The jury agreed with the boy's lawyers that hospital workers failed to adequately monitor him and failed to react to a medical student's documentation that the boy had lost movement of his arms and legs. The jury awarded $9.8 million in economic losses for the future cost of Justin's care and his lost earning capacity. An economist had testified that the cost of care would be about $28 million, based on a life expectancy of 70 years. The jury also awarded $2.7 million for pain and suffering.
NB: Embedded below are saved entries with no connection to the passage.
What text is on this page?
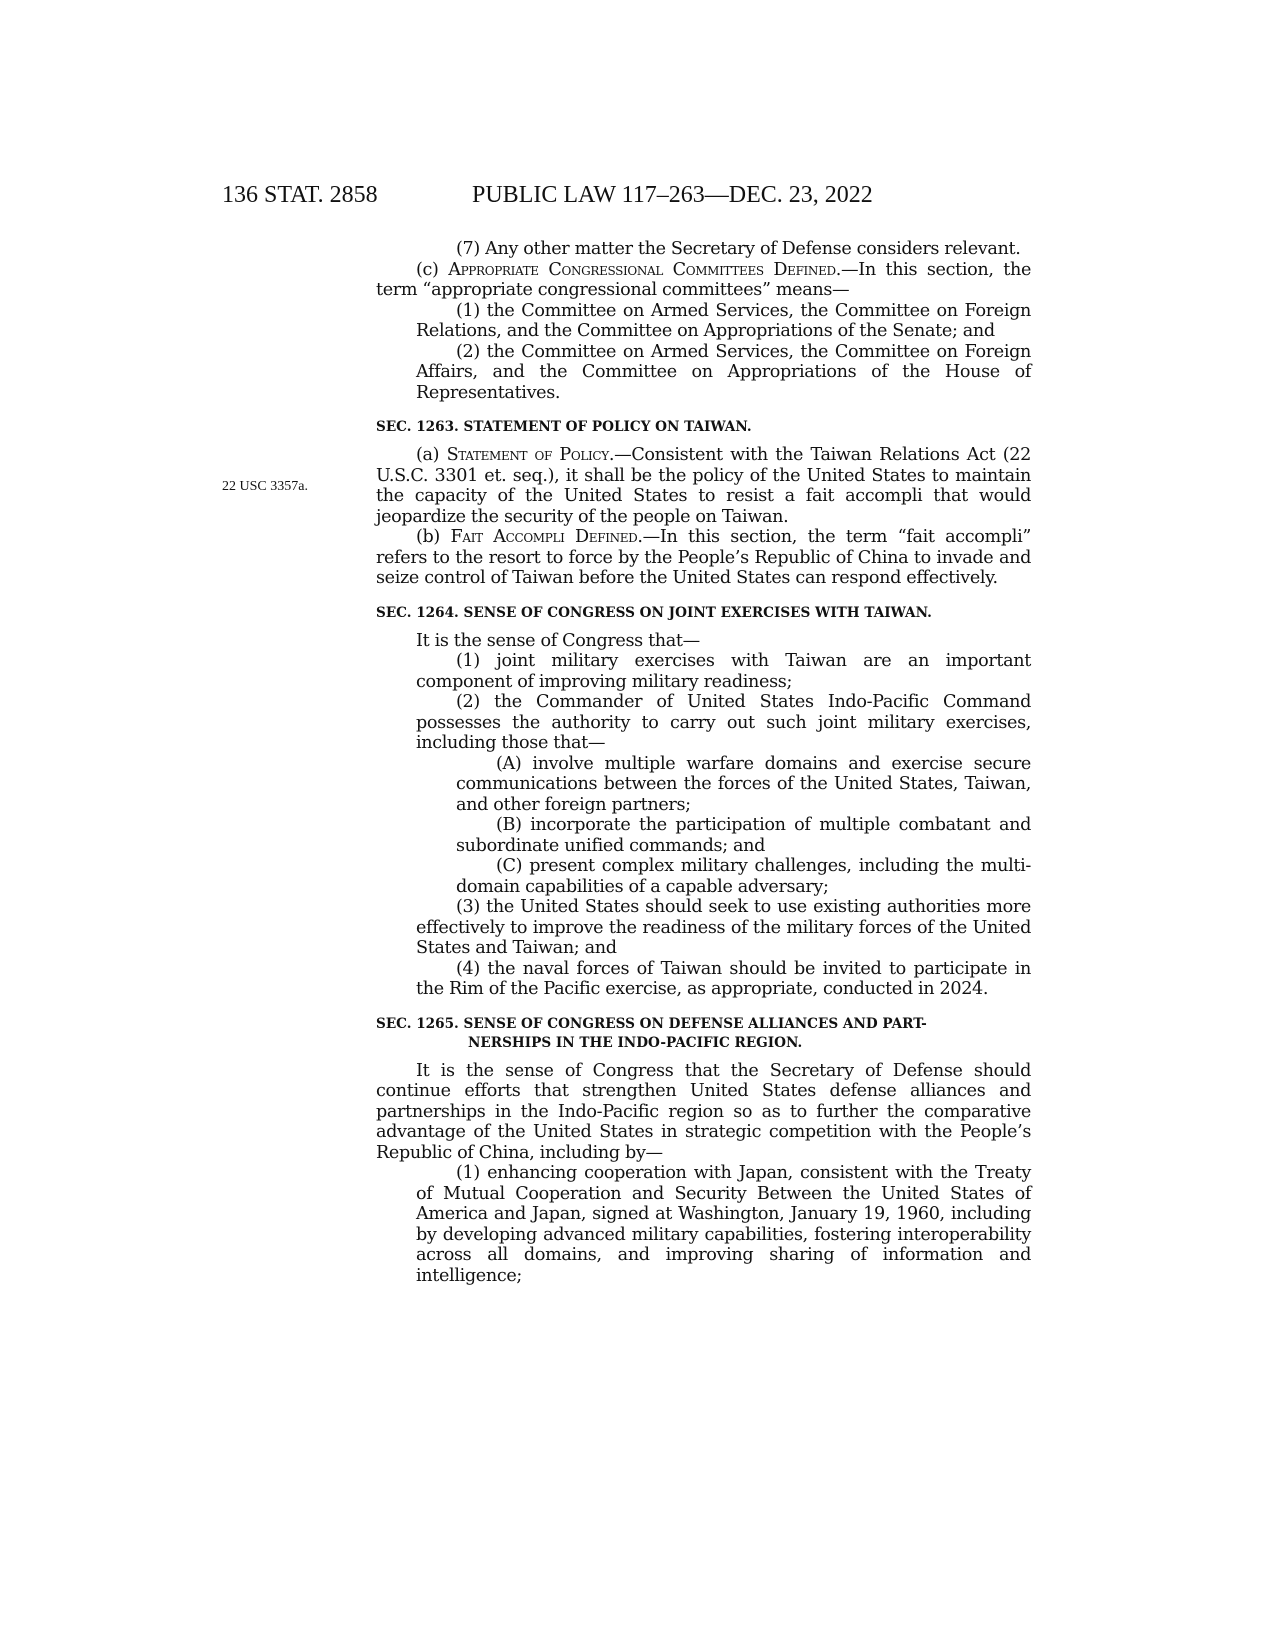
136 STAT. 2858	PUBLIC LAW 117–263—DEC. 23, 2022
22 USC 3357a.

(7) Any other matter the Secretary of Defense considers relevant.

(c) Appropriate Congressional Committees Defined.—In this section, the term “appropriate congressional committees” means—

(1) the Committee on Armed Services, the Committee on Foreign Relations, and the Committee on Appropriations of the Senate; and

(2) the Committee on Armed Services, the Committee on Foreign Affairs, and the Committee on Appropriations of the House of Representatives.

SEC. 1263. STATEMENT OF POLICY ON TAIWAN.

(a) Statement of Policy.—Consistent with the Taiwan Relations Act (22 U.S.C. 3301 et. seq.), it shall be the policy of the United States to maintain the capacity of the United States to resist a fait accompli that would jeopardize the security of the people on Taiwan.

(b) Fait Accompli Defined.—In this section, the term “fait accompli” refers to the resort to force by the People’s Republic of China to invade and seize control of Taiwan before the United States can respond effectively.

SEC. 1264. SENSE OF CONGRESS ON JOINT EXERCISES WITH TAIWAN.

It is the sense of Congress that—

(1) joint military exercises with Taiwan are an important component of improving military readiness;

(2) the Commander of United States Indo-Pacific Command possesses the authority to carry out such joint military exercises, including those that—

(A) involve multiple warfare domains and exercise secure communications between the forces of the United States, Taiwan, and other foreign partners;

(B) incorporate the participation of multiple combatant and subordinate unified commands; and

(C) present complex military challenges, including the multi-domain capabilities of a capable adversary;

(3) the United States should seek to use existing authorities more effectively to improve the readiness of the military forces of the United States and Taiwan; and

(4) the naval forces of Taiwan should be invited to participate in the Rim of the Pacific exercise, as appropriate, conducted in 2024.

SEC. 1265. SENSE OF CONGRESS ON DEFENSE ALLIANCES AND PART-
NERSHIPS IN THE INDO-PACIFIC REGION.

It is the sense of Congress that the Secretary of Defense should continue efforts that strengthen United States defense alliances and partnerships in the Indo-Pacific region so as to further the comparative advantage of the United States in strategic competition with the People’s Republic of China, including by—

(1) enhancing cooperation with Japan, consistent with the Treaty of Mutual Cooperation and Security Between the United States of America and Japan, signed at Washington, January 19, 1960, including by developing advanced military capabilities, fostering interoperability across all domains, and improving sharing of information and intelligence;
Augustus Southworth III, a lawyer for the hospital, said hospital staff provided appropriate care for Justin, now 12. He said the medical crisis the boy suffered was rare, with one expert testifying that the odds of it happening were one in 62 million. Southworth said it was too early to say whether the hospital will appeal the decision. Lawyers for the hospital also could ask Superior Court Judge John Langenbach to set aside the verdict.

The hospital issued a statement saying jury awards such as this one may benefit an individual, but contribute to the crisis of steeply rising malpractice insurance costs.

The tumor inside Justin's spinal column was slow-growing, but benign. He was taken to the hospital on Oct. 30, 1995. The tumor was diagnosed the next day, and surgery was scheduled for Nov. 3.

The largest medical malpractice verdict in Connecticut was $27 million, awarded to William Jacobs in 1999 against Yale-New Haven Hospital, after a surgical resident punctured his aorta during heart surgery, leaving Jacobs blind and brain-damaged at 19. The next largest verdict, later reversed by the state Supreme Court, was $12.2 million, awarded in 1997 to "Dr. Doe," a first-year medical student at Yale University School of Medicine, who contracted the AIDS virus from a needle-stick injury. Koskoff, Koskoff & Bieder represented the plaintiffs in those cases as well.